Hard to guarantee that all the old ciphertext is really gone. A key
implication of the very loose coupling between client and server that
Tahoe-LAFS and Octavia adopt is that there can be no such guarantee. I
haven't even bothered to implement the Delete{Request,Response} messages,
and I only created them as an afterthought, and grudgingly. I don't want to
even hint that I support things that are impossible to really support.
"Servers MAY give a crap, and probably SHOULD, but rarely DO."

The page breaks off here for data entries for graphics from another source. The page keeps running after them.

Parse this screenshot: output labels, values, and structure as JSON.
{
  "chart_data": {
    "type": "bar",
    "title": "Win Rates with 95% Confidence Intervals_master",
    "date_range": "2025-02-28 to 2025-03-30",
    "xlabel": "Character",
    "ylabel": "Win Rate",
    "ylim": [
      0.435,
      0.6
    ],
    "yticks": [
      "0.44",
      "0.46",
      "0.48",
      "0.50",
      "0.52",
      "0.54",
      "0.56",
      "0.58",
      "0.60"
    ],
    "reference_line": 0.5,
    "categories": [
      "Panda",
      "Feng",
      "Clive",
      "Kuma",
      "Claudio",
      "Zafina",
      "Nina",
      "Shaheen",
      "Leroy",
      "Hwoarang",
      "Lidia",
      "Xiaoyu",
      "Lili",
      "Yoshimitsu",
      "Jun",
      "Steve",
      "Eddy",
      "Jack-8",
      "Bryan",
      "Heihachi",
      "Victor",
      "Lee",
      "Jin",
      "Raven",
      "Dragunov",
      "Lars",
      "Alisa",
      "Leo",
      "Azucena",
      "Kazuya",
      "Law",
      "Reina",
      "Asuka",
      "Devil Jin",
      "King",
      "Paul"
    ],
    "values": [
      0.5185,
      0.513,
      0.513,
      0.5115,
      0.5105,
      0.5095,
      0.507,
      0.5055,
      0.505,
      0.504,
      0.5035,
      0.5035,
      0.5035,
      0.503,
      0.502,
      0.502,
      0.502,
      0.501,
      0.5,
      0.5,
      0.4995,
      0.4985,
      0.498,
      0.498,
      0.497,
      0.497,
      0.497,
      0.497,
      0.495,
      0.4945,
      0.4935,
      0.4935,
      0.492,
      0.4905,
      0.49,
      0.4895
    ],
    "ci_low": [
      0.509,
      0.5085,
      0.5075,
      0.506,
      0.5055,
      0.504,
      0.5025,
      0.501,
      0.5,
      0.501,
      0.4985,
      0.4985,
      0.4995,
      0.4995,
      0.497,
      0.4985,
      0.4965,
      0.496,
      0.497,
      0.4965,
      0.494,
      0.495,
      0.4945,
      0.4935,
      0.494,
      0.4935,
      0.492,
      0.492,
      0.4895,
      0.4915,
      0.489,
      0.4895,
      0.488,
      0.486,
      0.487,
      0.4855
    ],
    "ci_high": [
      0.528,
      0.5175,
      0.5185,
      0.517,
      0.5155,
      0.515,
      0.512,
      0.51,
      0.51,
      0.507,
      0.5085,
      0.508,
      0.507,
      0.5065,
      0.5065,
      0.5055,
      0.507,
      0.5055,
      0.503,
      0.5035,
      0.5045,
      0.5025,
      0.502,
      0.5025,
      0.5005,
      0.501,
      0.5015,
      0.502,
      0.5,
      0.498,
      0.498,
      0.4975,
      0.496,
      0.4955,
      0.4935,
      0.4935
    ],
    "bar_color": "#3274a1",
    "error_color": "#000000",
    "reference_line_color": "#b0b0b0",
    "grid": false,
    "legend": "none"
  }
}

In particular, a goal of Octavia is to allow for clients and servers that
live in radically different administrative domains, with no necessary
assumptions about shared policy. For example, a server may set a garbage
collection policy as follows: "For each client registration (== key
sharing), I allow that client entity to store 20GB of blocks with me. When
they try to store a block more than that, I just delete their
oldest/least-recently accessed/stinkiest block. I am a very busy server with
no time to waste, so I simply ignore DeleteRequest." This server chooses to
be generous with space and parsimonious with time; maybe enough clients will
be satisfied with its space generosity to not be bothered about its
ignorance of DeleteRequests.
Another server might do its job by opaquely proxying StorageRequests to
other hosts that are Octavia servers, and those servers might be in many
other administrative domains. So the proxy server could hardly claim to
reliably delete ciphertext in other domains...

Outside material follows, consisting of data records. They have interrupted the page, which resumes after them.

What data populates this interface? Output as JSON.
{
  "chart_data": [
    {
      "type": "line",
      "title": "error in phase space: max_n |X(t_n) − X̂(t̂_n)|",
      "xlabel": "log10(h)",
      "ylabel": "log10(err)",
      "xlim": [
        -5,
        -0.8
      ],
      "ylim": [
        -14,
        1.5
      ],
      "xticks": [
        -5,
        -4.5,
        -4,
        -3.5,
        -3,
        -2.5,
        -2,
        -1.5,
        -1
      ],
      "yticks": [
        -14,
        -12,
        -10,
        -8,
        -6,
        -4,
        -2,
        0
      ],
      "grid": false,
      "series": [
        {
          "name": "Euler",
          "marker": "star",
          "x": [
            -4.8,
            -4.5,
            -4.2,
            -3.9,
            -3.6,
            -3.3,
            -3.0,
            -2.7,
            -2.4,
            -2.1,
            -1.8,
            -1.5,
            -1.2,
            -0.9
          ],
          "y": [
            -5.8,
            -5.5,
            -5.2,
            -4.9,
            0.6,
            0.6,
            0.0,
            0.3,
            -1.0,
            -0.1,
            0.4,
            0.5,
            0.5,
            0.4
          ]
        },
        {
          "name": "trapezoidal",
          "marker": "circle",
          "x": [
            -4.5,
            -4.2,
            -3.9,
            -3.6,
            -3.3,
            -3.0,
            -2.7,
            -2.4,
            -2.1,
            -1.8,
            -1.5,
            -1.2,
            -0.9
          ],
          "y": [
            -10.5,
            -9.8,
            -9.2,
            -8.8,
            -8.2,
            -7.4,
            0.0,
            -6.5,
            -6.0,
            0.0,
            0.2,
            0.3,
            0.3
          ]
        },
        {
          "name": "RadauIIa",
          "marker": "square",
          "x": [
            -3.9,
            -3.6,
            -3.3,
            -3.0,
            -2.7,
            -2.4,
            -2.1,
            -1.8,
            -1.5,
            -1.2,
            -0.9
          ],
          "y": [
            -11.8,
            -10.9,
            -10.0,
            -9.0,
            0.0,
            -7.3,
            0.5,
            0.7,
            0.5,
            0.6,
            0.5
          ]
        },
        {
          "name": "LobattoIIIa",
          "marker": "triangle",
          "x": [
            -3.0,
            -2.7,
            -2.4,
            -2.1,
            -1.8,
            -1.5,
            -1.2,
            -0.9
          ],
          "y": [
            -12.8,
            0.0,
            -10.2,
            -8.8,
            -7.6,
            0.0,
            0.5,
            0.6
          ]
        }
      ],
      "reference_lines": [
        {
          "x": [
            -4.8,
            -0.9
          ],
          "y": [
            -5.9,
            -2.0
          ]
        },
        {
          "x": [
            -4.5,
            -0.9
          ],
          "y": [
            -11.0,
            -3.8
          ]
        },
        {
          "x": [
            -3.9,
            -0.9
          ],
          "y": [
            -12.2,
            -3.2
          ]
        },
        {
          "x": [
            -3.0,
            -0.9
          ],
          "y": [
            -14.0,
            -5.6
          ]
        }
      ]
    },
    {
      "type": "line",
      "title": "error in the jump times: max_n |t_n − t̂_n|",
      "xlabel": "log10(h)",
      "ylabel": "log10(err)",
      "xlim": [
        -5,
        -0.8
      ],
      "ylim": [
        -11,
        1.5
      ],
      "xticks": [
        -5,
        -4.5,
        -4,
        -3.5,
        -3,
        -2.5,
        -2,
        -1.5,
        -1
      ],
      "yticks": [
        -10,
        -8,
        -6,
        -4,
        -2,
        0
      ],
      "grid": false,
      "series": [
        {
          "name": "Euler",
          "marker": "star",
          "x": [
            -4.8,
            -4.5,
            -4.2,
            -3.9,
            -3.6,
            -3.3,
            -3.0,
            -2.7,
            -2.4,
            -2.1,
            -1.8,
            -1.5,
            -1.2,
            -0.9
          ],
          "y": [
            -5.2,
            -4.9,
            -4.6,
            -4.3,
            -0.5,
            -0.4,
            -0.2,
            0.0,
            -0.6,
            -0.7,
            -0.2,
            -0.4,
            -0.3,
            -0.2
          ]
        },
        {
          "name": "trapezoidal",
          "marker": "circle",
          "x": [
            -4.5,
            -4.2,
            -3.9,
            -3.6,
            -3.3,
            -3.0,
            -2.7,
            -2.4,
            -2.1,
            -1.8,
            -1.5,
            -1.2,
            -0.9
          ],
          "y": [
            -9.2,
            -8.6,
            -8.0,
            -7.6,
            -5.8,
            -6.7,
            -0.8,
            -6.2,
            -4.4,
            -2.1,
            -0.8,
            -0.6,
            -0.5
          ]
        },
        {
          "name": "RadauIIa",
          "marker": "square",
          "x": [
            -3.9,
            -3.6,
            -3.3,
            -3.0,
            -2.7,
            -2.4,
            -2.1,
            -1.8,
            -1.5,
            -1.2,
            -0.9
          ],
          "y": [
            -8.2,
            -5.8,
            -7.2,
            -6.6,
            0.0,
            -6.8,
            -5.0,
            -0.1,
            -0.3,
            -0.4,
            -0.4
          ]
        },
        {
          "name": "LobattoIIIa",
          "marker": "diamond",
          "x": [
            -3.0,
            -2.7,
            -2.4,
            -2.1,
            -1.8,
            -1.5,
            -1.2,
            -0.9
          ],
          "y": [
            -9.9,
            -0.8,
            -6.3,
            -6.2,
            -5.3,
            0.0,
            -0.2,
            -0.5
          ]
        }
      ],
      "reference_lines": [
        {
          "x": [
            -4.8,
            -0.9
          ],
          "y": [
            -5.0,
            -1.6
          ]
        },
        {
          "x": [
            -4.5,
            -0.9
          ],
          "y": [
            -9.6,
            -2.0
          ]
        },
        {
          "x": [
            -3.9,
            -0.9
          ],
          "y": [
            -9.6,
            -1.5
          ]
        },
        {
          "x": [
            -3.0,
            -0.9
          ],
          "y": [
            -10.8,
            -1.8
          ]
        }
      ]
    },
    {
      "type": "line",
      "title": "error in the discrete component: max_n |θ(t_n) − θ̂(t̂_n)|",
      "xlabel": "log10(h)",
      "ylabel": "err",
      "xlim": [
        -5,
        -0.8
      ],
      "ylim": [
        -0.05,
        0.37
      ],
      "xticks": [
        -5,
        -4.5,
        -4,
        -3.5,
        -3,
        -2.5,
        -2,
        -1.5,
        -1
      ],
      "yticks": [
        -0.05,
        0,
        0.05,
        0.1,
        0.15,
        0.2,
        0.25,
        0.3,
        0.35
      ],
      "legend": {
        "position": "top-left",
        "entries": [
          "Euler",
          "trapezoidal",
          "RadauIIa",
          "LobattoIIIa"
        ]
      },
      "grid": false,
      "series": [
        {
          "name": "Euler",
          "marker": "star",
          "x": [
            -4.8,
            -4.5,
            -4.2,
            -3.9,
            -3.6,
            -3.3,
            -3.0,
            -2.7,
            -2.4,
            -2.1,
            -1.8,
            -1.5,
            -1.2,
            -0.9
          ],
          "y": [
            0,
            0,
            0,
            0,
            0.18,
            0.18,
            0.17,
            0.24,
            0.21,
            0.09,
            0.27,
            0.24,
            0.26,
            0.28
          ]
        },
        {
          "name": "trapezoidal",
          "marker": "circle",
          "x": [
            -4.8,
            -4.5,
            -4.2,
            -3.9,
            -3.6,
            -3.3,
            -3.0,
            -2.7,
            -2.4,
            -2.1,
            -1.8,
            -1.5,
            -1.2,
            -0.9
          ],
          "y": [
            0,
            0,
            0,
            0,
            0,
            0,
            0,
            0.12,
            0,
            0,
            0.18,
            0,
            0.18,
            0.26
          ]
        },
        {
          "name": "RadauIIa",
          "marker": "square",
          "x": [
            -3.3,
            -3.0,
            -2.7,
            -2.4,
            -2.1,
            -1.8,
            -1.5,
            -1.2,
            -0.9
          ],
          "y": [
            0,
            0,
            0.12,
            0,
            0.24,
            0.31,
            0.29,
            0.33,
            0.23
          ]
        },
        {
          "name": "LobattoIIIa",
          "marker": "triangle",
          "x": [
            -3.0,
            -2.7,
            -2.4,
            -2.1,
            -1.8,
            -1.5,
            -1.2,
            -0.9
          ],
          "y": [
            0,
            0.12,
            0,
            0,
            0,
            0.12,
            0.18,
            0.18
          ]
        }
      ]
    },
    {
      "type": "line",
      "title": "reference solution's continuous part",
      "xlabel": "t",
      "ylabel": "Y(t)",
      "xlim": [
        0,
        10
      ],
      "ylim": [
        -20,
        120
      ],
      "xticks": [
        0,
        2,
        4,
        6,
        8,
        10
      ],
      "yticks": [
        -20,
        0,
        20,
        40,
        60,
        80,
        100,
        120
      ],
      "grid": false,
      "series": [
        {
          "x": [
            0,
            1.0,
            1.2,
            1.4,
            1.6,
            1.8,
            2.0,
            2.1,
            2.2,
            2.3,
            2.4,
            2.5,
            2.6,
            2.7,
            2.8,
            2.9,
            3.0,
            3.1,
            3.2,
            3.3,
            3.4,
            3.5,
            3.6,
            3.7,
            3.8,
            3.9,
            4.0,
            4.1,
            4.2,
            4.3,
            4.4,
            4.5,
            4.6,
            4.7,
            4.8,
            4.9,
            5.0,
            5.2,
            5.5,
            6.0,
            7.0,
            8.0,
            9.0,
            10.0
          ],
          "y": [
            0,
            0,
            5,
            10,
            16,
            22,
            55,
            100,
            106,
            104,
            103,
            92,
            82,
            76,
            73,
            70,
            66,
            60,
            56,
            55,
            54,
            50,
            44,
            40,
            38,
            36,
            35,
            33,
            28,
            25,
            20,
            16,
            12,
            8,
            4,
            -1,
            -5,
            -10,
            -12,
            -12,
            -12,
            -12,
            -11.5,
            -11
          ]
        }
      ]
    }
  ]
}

I understand Tahoe-LAFS does not claim to reliably delete ciphertext.
> Additionally in 10 years, how likely is it the data you are encrypting
> today is going to be very poignant?
That is not for us to decide, it is for our users to decide.

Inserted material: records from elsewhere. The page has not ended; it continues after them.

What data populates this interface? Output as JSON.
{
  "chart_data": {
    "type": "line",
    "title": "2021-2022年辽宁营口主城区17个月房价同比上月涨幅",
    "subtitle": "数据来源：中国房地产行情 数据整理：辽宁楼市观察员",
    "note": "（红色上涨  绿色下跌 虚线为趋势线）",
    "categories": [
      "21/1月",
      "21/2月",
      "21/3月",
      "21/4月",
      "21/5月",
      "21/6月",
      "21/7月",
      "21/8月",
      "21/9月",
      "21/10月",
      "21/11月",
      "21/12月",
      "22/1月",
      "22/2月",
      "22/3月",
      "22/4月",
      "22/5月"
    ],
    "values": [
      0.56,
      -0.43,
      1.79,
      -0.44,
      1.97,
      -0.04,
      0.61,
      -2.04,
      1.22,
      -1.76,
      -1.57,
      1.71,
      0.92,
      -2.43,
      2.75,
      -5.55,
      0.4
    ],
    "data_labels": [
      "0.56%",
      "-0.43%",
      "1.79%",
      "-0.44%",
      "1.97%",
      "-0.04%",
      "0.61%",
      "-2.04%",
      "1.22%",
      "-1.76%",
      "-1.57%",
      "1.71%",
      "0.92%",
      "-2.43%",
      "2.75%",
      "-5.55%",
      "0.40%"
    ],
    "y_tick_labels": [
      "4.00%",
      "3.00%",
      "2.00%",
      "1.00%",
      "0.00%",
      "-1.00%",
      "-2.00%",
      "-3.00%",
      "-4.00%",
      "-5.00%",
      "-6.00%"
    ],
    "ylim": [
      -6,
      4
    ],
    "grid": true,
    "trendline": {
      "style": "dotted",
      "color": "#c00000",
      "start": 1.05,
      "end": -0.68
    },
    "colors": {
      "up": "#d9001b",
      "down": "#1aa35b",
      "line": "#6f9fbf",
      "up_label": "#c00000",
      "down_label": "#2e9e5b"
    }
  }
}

Fun fact about users: They think we did our job competently. Zooko and I
are hoping to meet a very high expectation bar, as implied by the phrase
"100-year cryptography".
> Speed is key to adoption.
Symmetric crypto is only rarely the bottleneck in a real application usage
scenario. We should not be slaves to microbenchmarks; as Ferguson and
Schneier say, "We already have enough fast, insecure systems."